Le Collège d'Alma prêt à s'ajuster

«S'il y a des resserrements à faire, on va resserrer.» Le Collège d'Alma ne reste pas insensible au rapport de la vérificatrice générale publié mercredi.
La VG soulignait que la gestion des contrats octroyés par les cinq cégeps audités - dont le Collège d'Alma - laisse grandement à désirer. La gestion laxiste des comptes de dépense des dirigeants était aussi au coeur du rapport de la VG. Des 232 comptes de dépenses analysés dans l'ensemble des cinq cégeps, plus de la moitié comportait des lacunes.
«Les données couvrent une période de cinq ans qui se terminait en 2015, souligne le responsable des communications du Collège d'Alma, Frédéric Tremblay. Depuis ce temps, toute la fonction publique a resserré sa gestion (des contrats et comptes de dépenses). Nous allons nous plier à toutes les recommandations de la vérificatrice générale.»
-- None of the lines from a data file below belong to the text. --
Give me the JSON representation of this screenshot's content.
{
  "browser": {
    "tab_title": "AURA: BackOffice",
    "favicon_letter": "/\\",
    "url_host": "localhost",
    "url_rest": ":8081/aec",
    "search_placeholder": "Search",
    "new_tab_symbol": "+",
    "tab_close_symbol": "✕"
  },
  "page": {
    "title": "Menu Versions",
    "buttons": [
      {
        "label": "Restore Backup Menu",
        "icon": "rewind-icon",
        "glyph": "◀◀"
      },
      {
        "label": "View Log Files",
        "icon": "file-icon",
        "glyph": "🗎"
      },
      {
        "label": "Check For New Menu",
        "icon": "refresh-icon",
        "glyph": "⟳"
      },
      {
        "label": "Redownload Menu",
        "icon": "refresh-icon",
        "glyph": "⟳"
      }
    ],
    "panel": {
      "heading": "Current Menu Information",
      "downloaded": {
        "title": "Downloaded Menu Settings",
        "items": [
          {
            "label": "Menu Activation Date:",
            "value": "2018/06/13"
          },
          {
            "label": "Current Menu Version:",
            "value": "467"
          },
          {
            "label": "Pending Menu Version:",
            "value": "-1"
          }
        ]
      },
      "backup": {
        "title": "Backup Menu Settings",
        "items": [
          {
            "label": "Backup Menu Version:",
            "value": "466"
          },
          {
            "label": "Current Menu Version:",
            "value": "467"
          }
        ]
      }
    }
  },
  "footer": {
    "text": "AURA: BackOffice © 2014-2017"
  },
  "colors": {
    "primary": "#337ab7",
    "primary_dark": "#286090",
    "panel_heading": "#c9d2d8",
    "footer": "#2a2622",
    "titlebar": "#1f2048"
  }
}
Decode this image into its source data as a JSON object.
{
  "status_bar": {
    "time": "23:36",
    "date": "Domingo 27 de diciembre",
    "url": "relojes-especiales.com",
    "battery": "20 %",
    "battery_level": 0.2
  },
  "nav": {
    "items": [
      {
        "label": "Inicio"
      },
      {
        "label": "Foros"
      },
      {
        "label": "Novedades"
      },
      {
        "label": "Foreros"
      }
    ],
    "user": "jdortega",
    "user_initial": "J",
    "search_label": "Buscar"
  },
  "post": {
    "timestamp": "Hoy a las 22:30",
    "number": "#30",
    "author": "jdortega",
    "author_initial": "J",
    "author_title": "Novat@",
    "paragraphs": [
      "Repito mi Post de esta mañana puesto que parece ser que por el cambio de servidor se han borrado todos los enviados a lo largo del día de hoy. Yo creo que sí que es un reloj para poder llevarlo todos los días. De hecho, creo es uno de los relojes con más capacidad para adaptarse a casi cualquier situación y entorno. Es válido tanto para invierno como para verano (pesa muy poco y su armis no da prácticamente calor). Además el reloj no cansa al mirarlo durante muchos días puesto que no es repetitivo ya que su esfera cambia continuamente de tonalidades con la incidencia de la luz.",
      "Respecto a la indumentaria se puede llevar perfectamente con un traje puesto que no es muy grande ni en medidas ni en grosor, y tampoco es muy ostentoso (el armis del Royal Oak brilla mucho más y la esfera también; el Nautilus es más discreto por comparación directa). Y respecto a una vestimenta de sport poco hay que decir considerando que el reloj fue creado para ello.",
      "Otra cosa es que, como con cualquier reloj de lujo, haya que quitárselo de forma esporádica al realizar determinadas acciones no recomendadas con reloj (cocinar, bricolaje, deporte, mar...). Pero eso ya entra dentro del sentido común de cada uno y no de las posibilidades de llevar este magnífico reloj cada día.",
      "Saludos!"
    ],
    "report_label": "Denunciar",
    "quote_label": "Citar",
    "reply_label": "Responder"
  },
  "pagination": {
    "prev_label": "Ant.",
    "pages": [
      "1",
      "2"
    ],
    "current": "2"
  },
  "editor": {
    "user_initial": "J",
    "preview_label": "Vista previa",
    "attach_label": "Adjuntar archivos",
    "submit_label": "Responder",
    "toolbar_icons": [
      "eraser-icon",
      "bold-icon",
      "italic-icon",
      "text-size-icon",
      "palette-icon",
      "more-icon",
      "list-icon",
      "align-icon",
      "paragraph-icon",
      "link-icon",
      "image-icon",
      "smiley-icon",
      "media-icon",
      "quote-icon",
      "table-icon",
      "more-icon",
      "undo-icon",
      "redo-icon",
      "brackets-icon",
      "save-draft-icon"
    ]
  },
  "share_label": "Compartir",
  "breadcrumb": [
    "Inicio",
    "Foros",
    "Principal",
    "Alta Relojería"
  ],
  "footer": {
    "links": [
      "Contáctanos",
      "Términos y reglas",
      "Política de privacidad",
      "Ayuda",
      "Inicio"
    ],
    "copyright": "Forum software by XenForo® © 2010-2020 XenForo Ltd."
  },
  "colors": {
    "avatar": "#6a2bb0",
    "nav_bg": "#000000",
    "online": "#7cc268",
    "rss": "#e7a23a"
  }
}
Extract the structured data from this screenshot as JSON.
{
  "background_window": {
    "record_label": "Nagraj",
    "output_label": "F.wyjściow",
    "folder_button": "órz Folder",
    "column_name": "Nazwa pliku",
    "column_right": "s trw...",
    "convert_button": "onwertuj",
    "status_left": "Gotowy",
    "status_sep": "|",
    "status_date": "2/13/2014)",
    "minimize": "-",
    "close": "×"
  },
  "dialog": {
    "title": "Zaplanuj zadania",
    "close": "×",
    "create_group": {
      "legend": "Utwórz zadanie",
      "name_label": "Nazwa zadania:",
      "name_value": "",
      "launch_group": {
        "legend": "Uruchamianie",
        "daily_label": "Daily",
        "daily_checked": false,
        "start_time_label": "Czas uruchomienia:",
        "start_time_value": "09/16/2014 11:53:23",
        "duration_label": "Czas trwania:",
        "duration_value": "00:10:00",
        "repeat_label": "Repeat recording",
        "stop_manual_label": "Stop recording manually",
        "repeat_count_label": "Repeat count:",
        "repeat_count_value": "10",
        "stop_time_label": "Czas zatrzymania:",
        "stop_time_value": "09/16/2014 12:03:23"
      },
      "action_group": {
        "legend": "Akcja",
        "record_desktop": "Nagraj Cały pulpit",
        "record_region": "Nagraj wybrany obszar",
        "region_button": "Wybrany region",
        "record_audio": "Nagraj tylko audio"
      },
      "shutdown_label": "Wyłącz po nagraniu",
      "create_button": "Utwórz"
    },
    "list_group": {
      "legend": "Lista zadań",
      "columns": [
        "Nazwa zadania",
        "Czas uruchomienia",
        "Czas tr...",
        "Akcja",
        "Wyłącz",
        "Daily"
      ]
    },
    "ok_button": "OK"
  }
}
Jeudi, la ministre de l'Éducation supérieure, Hélène David, a souhaité que la consommation d'alcool ne soit plus remboursée dans les comptes de dépenses du réseau d'enseignement collégial.
«Les questions d'alcool sont toujours très sensibles», a convenu la ministre David, dans une entrevue réalisée par Le Soleil. «Moi, j'ai une position très très conservatrice sur la question de l'alcool, a affirmé la ministre. [...] Disons que je pencherais vers le côté que l'alcool est peut-être quelque chose que l'on pourrait assumer par nos propres moyens.»